Fain, of course, is not the only union activist who restricts himself to the reform of capitalism, believing it is possible, without holding a broader political view of what the working class would have to do to achieve such reforms. (And despite his borrowed, “eat-the-rich” T-shirt, Fain shows no broader view beyond what seems possible within the framework of this society.) The union oppositions, just like the bureaucracies they oppose, are filled with such people.
The real problem is not the existence of Fain, nor people like him in the unions. It’s the fact that there is a lack of communist militants in the working class and in the unions.

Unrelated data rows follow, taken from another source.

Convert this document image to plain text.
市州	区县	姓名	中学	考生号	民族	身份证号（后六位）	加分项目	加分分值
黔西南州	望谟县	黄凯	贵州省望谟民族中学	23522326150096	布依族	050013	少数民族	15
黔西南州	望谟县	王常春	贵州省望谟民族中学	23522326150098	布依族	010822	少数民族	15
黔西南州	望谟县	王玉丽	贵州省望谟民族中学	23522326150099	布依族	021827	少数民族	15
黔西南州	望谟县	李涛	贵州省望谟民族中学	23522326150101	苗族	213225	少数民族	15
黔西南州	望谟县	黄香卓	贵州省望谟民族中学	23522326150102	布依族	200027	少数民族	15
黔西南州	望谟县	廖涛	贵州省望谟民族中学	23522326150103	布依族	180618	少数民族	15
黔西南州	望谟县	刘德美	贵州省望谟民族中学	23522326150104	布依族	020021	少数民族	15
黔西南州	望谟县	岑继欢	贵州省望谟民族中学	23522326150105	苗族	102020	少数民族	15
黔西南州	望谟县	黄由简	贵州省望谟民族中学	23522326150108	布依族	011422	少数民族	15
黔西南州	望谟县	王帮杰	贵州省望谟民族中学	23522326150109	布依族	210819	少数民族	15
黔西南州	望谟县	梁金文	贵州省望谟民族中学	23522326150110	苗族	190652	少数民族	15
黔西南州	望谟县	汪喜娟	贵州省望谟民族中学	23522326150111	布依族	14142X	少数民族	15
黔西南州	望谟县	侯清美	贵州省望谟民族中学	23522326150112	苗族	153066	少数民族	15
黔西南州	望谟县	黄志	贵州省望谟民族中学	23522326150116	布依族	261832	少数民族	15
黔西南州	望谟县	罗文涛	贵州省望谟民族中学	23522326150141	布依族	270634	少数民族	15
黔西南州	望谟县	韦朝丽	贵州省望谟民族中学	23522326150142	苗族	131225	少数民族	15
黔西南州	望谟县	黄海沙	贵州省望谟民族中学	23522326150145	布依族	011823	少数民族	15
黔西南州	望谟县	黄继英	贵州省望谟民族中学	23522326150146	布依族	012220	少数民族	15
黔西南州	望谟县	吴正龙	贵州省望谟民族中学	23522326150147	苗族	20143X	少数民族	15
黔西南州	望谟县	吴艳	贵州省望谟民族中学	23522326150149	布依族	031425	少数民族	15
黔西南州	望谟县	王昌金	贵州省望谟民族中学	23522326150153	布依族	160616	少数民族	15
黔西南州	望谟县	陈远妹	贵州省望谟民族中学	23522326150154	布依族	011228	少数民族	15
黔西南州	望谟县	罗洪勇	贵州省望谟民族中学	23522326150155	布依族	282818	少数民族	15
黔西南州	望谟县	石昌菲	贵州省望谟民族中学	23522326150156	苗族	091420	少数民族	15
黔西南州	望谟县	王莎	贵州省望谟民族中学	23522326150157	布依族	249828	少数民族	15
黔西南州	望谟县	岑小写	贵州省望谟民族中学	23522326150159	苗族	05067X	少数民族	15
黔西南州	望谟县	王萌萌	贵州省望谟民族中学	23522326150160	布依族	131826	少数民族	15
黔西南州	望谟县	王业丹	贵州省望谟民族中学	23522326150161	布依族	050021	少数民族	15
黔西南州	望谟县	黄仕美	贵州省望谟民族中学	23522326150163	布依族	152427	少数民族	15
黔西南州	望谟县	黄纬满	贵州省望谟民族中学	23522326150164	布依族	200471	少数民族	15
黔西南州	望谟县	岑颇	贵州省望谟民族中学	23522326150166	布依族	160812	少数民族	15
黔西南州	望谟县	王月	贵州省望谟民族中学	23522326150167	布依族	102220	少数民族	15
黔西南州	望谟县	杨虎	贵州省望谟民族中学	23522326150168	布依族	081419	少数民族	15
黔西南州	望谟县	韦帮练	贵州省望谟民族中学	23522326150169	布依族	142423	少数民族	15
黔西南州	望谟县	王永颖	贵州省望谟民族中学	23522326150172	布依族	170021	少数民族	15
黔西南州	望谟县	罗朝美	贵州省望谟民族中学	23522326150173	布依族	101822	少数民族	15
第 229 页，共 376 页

In 1848, Marx and Engels, in the Communist Manifesto, writing about what the new communists should do, said: “Thus they fight for the attainment of the immediate ends, for the enforcement of the momentary interests of the working class; but in the movement of the present, they represent and take care of the future of the movement.” This was written at a time when Marx and Engels believed that the highpoint of capitalism was behind them, that capitalism’s decline could only produce deeper crises, more poverty, and greater discipline imposed on the working class. In fact, the period of capitalist expansion was still in front of them, as they soon recognized. But what is interesting about what they wrote in 1848 is that they already saw that the working class can defend itself in the present only if it is in the same process taking care of the future, i.e., for them, there was a necessary reciprocity between reform and revolution.
The global situation makes that view many times more necessary today. We are far past the brief anomalous situation after World War II, when American capitalism could alleviate the misery of part of the working class only because the catastrophe of the war had ground up its competitors, giving the U.S. a little extra fat. We aren’t there any more—although we do see the catastrophe of a new global war looming.
Already in 1940, looking at the vast mobilization of American workers that formed the CIO just a few years earlier, Trotsky wrote that the trade unions “can no longer be reformist, because the objective conditions leave no room for any serious and lasting reforms. The trade unions of our time can either serve as secondary instruments of imperialist capitalism for the subordination and disciplining of workers and for obstructing the revolution, or, on the contrary, the trade unions can become the instruments of the revolutionary movement of the proletariat.”
Trotsky addressed his words to the communist militants of his day, during the crisis of the 1930s, with war approaching, when the CIO was still a fresh creation. He saw in 1940 that if the unions did not carry out their fights, keeping in mind the aim of working class revolution, they could only end up subordinating and disciplining the workers. Not only would they stand in the way of revolution, they would not bring about lasting reforms.
The situation we are in today is like the one Trotsky discussed, but magnified many times over. The globe is engulfed in wars, the approach of which has made itself felt even in Europe, and soon will do in the U.S. The economy has been in a crisis for more than half a century, one from which the capitalists, whose system created it, cannot get out of. The situation confronting working people is one of unending disaster.
In the midst of catastrophes, the idea that a union, with a somewhat more combative stance, can reform the situation is a dangerous illusion. It’s in the bourgeoisie’s interest that this illusion be fastened on the workers.
The real problem is not Fain and people like him, although they work to “subordinate and discipline” the workers—whether consciously or not, it doesn’t matter. They will be free to do that until there are enough communist militants in the working class, with the weight needed to contest with them.
1 The various facilities are listed on the UAW.org website. To find the facilities for GM, for example, go to UAW.org/gm2023/ Ratification Vote Tracker.
2 The 13 are the companies that compete with the Detroit Three. Left out of this plan are the “independent” parts plants, the part of the industry whose particularly low wages maintain profits at the Detroit Three.